Wenn sie aufwacht, wird sie eine Untote sein.«
»Warum pfählen wir sie dann nicht jetzt sofort
und ersparen uns dieses entsetzliche Warten?«, wollte Sebastian
wissen.
»Weil du sehen musst, zu was sie geworden ist,
um von ihr Abschied nehmen zu können«, erwiderte sie. »Um zu
verstehen, was passiert ist. Und dass es sich nicht rückgängig
machen lässt.«
Sie waren nun an dem Raum angelangt, in dem
Victoria lag. Niemandem war der Zutritt gestattet worden, seit Max
mit ihrem bewusstlosen, blutbefleckten Körper in den Armen ins
Konsilium gerannt gekommen war. Er hatte ihn anschließend Ylito und
Ilias übergeben.
Die Kammer war klein, zu klein für fünf
Personen, doch Wayren wusste, dass es sinnlos wäre zu versuchen,
Max und Sebastian draußen zu halten. Man hatte Victoria gebadet und
angekleidet, so als wäre sie ein Leichnam, der auf seine Beerdigung
wartete. Ihr dunkles Haar lag zu einem dicken Zopf geflochten über
ihrer Brust, und das blütenweiße Tuch ihres schlichten Gewands
betonte nur noch mehr, wie bleich sie war. Eine ihrer blau
geäderten Hände lag auf ihrem Bauch, und auch auf ihrem Gesicht
verlief von der Schläfe bis zur Kinnlinie eine hervortretende
Vene.
Als sie eintraten, hob Ylito, der Victoria
gerade untersucht hatte, den Kopf und sah Wayren an.

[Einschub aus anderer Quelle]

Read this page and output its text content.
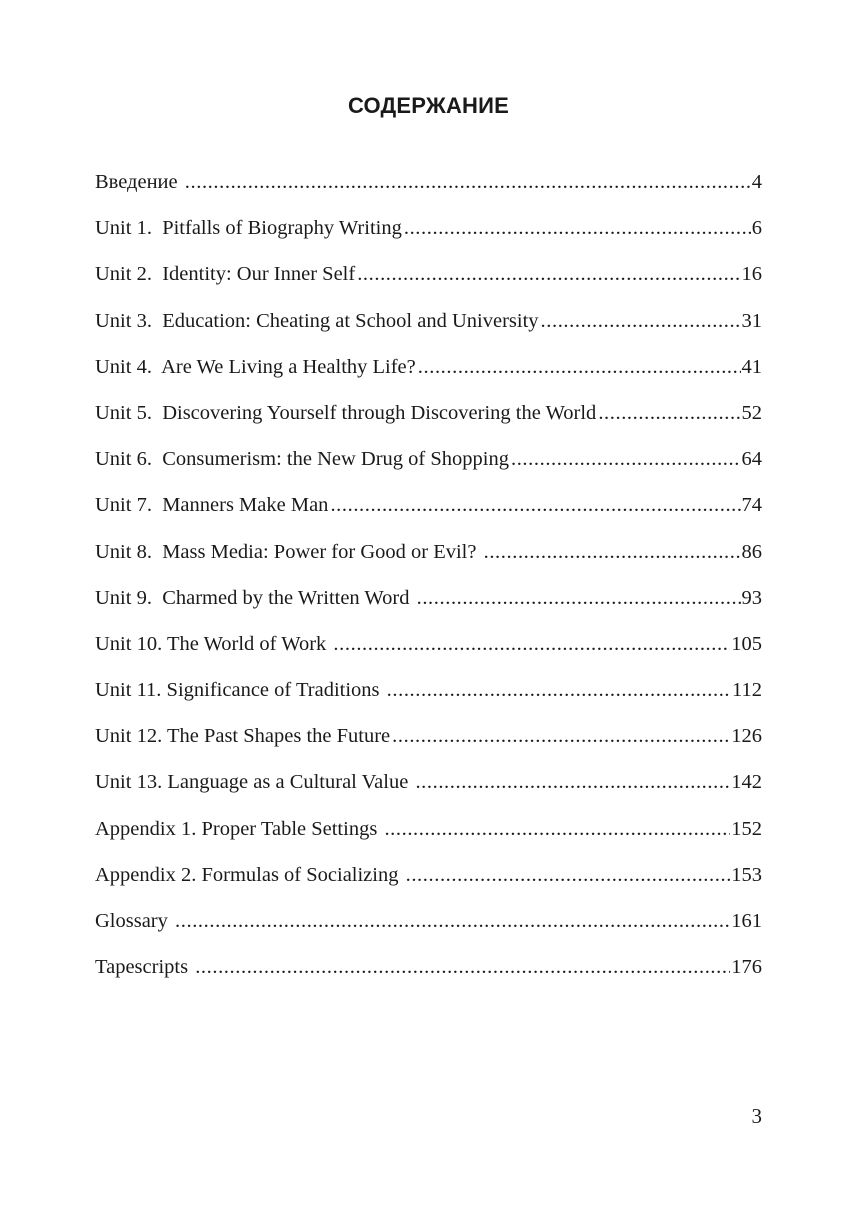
СОДЕРЖАНИЕ
Введение .....	4
Unit 1.  Pitfalls of Biography Writing .....	6
Unit 2.  Identity: Our Inner Self .....	16
Unit 3.  Education: Cheating at School and University .....	31
Unit 4.  Are We Living a Healthy Life? .....	41
Unit 5.  Discovering Yourself through Discovering the World .....	52
Unit 6.  Consumerism: the New Drug of Shopping .....	64
Unit 7.  Manners Make Man .....	74
Unit 8.  Mass Media: Power for Good or Evil? .....	86
Unit 9.  Charmed by the Written Word .....	93
Unit 10. The World of Work .....	105
Unit 11. Significance of Traditions .....	112
Unit 12. The Past Shapes the Future .....	126
Unit 13. Language as a Cultural Value .....	142
Appendix 1. Proper Table Settings .....	152
Appendix 2. Formulas of Socializing .....	153
Glossary .....	161
Tapescripts .....	176
3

»Sie braucht mehr Blut«, sagte er leise. »Ich
weiß nicht, ob es irgendeinen Zweck hat, aber Hannever will es
zumindest versuchen.«
»Wird sie es trinken?«, fragte Max, in dessen
Fingern etwas Metallisches aufblitzte. Er legte das Messer an sein
Handgelenk und wollte schon hineinschneiden, als Wayren seinen Arm
festhielt. Sie spürte eine Rage und Unbesonnenheit an ihm, die sie
Schlimmes befürchten ließ.
»Warte, Max. Es muss Gardella-Blut sein«,
erklärte Ylito.
Sebastian rollte bereits seinen Ärmel hoch, um
seinen muskulösen Arm zu entblößen. »Geben Sie mir das Messer,
Pesaro.«
Dieser tat wie ihm geheißen, dann lehnte er sich
mit vorgetäuschter Gelassenheit gegen die Wand, um das Ganze zu
beobachten. Seine Miene war ausdruckslos.
Die Anspannung in dem Zimmer war mit Händen
greifbar, und selbst Wayren, die sich normalerweise von solchen
Energien nicht beeinflussen ließ, fühlte sich überreizt und
nervös.
In diesem Moment trat Hannever ein. »Blut.
Jetzt.« Er trug ein Tablett, auf dem sich ein Stapel Becher, zwei
kleine Phiolen und ein paar weitere Dinge befanden, und das er auf
einem Tisch abstellte. Neben dem Pflock, der auf ihm lag.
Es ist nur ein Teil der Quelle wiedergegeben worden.